Johns also says Gretna pays their superintendent a similar amount to what comparable school districts pay their superintendent.
Not all are running on conservative issues. Saleh Qulagi is running for Elkhorn School Board and says he’s pushing a student and teacher perspective, teaching classes on human rights and on racial diversity and acceptability.
Plus, he wants to give teachers more help.
“As time goes by, I have a plan to get into touch with the school district teachers to see what they’re lacking, what they’re expecting from the school,” said Qulagi.
He also says he can handle board meetings with lots of different opinions.
“But I am a very people person. I’m very interactive. I like to have interaction with people, to see how I can help as a community member,” said Qulagi.
Sarah Centineo has been on Bellevue's School Board for six years.
“I think the last two years have been the hardest since I’ve been on the school board,” said Centineo.

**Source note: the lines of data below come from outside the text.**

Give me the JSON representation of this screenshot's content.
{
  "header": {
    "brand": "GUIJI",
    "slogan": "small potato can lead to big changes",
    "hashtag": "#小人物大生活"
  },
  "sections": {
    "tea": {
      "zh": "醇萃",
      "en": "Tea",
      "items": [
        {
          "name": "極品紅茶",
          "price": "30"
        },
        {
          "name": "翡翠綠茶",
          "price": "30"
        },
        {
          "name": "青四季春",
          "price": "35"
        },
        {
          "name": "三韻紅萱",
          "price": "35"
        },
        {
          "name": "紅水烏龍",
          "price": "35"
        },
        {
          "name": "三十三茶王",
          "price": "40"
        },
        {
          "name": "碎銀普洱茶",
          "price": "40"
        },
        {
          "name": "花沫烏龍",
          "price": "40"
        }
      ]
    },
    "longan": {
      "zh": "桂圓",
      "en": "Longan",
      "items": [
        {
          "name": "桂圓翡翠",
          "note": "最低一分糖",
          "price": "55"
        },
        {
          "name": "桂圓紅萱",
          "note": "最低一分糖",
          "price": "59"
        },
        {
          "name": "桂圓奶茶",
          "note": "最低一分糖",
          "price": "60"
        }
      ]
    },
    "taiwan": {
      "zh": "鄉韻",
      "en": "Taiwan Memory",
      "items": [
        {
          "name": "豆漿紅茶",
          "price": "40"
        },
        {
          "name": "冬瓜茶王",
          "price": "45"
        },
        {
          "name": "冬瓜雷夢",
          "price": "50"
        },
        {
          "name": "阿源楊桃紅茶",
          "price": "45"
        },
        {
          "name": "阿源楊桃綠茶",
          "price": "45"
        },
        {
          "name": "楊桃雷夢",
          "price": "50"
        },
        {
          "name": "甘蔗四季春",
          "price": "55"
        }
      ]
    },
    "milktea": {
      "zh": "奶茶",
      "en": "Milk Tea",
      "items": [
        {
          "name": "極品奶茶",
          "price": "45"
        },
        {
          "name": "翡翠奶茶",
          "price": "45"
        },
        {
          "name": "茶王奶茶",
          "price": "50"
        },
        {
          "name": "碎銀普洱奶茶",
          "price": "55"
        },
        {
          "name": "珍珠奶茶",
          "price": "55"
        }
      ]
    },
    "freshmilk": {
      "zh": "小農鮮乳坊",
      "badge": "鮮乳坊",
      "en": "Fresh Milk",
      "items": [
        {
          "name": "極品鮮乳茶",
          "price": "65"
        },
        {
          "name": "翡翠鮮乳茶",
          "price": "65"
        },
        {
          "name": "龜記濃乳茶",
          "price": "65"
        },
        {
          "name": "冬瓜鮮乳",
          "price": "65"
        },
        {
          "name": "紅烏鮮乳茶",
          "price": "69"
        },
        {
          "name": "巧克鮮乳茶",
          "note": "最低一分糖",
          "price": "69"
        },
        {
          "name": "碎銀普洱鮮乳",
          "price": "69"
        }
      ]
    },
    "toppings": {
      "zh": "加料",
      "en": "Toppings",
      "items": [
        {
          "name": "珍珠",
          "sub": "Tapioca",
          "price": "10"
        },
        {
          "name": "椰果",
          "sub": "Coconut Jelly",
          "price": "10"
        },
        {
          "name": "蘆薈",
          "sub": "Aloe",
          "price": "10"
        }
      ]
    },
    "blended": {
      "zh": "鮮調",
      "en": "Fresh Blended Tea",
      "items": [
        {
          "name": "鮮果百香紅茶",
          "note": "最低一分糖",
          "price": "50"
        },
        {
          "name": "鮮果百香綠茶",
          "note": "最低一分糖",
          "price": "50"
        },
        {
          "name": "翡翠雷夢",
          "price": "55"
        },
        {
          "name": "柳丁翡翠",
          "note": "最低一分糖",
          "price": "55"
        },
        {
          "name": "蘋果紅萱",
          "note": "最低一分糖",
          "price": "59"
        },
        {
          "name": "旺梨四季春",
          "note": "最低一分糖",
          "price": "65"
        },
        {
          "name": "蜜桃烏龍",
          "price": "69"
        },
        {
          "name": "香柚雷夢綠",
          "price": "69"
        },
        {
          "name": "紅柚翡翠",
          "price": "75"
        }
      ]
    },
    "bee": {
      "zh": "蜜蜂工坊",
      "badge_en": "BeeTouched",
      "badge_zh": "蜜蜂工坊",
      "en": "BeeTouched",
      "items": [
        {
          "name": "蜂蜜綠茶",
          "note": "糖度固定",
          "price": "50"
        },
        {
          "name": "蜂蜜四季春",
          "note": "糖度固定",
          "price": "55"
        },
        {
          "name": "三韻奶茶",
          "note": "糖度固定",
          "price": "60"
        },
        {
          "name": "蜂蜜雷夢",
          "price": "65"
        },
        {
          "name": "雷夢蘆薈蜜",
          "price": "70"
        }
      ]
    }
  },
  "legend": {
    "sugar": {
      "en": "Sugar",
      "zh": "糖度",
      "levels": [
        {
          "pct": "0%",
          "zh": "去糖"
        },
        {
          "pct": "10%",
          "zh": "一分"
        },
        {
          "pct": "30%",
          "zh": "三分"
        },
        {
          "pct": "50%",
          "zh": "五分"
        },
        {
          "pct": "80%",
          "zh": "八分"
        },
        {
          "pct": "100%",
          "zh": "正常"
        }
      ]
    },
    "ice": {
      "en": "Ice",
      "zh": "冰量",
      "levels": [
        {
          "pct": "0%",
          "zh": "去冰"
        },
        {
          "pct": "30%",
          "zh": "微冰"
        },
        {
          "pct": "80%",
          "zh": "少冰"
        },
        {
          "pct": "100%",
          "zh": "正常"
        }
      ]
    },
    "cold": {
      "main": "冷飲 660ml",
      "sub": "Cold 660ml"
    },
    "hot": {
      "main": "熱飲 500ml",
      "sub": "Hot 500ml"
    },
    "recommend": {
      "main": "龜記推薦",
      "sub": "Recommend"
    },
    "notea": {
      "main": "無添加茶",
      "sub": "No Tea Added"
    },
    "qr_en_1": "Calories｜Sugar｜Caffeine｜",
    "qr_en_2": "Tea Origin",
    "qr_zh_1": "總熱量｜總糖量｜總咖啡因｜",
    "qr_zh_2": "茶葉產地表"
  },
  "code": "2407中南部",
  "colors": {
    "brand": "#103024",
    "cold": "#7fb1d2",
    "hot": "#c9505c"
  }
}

She says the health standards, critical race theory and mask mandates have brought out a flow of candidates, as controversy typically leads to involvement.
She says one member with an agenda may not be able to effect change, but they can disrupt how a board functions.
“If you come in with this idea that you’re going to get rid of CRT (Critical Race Theory) in our schools, it’s impossible and it takes away from the other work you have to do and that just makes it harder for everybody,” said Centineo.
Many of these school districts have not even had a primary election in a while so, as a refresher, six will advance to the general election and from there the top three will get the school board seats.